Gu: The following week we were running supplies. We were offloading emergency supplies and food. We were transporting collected evidence to the FBI, the Joint Terrorism Task Force. We were doing everything that was required of us, whatever’s necessary.

For Gradisher, the Navy public affairs officer, Sept. 11 helped him realize he was working in the right field, doing work he wanted to do. He retired from active duty in 2005 and eventually returned to the Navy as a civilian public affairs officer. 

Whipple: I looked up something that Kay Cole James said in an article recently. She was the director then. She said she had witnessed the federal workforce commit a million acts of quiet defiance against terrorism by returning to work. She’s exactly right.

Roemer eventually went back to work at the FBI. Sept. 11 and the days that followed inspired her to begin working in counterterrorism at the FBI. 

Roemer: Remember, I was relieved at 8:30 in the morning by someone who was killed in that room. I knew a lot of those active duty people and the few reservists who were in there. I worked with them. I greeted them when they came in. Actually, in the years prior, I had always done my active duty in the daytime. This was the first time, that year, that I worked midwatch. So I knew the people who work there in the daytime as well. And so I was looking for them … not looking for them-them, but you know what I mean? I was trying to recover all of them. And I remember people saying wasn’t that difficult? I said, “No. It was wonderful.”

Because I was one of the few people who felt like I was doing something. I mean, there were a lot of agents who weren’t pulled in to work this case. And I’ve heard from so many of them. They wished that they could do something, they felt so helpless. They wanted to be working that case. . . . I have told people that the most important work I think I will have ever done in my life is with those dogs in North parking.

Thinking back to her State Department colleagues gathered on the street that morning, McAleer said the instinct was to send people to the towers to see how they could help. Instead, the agency sent people home. McAleer said she’s since realized that was the best call they could make at the time. 

McAleer: Personally, it’s made me a better manager, because I now assess situations more than I did back then. I don’t take those unnecessary risks with others, as I would have, as I did back then. It was a hard lesson, one that I struggled with immensely over the years. Just make sure that you don’t put people in harm’s way.

 

Csontos retired from his job at the Connecticut State Police Force in 2007. Sept. 11 stuck with him. He joined TSA as a canine coordinator in Washington, then returned to Connecticut overseeing aviation security in the state. He shares his story with new TSA officers joining the agency on the first day of orientation. 
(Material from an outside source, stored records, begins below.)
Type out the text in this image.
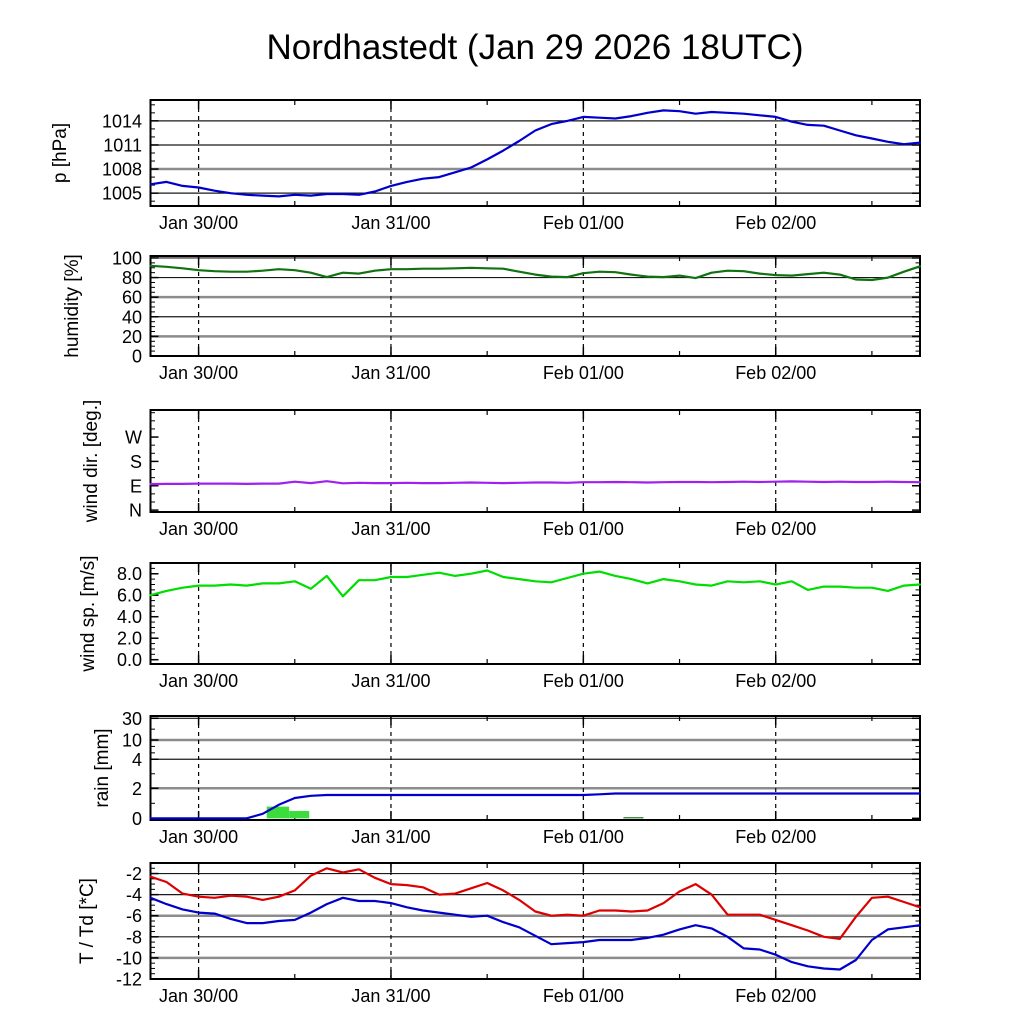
Nordhastedt (Jan 29 2026 18UTC)
1005
1008
1011
1014
Jan 30/00	Jan 31/00	Feb 01/00	Feb 02/00
p [hPa]
0
20
40
60
80
100
Jan 30/00	Jan 31/00	Feb 01/00	Feb 02/00
humidity [%]
N
E
S
W
Jan 30/00	Jan 31/00	Feb 01/00	Feb 02/00
wind dir. [deg.]
0.0
2.0
4.0
6.0
8.0
Jan 30/00	Jan 31/00	Feb 01/00	Feb 02/00
wind sp. [m/s]
0
2
4
10
30
Jan 30/00	Jan 31/00	Feb 01/00	Feb 02/00
rain [mm]
-12
-10
-8
-6
-4
-2
Jan 30/00	Jan 31/00	Feb 01/00	Feb 02/00
T / Td [*C]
Csontos: I try to do that as much as I possibly can with our officers. I just don’t want this to be a job for them. I want this to obviously be an impactful mission — where they have some some satisfaction that they know every single day when they go home that nothing happened on their watch. Sometimes that’s difficult.

I have never forgotten. It’s every day that I remember 9/11, maybe because I was there during the rescue recovery mission. Maybe it’s because of my job and what I do right now with aviation security. But people should not forget.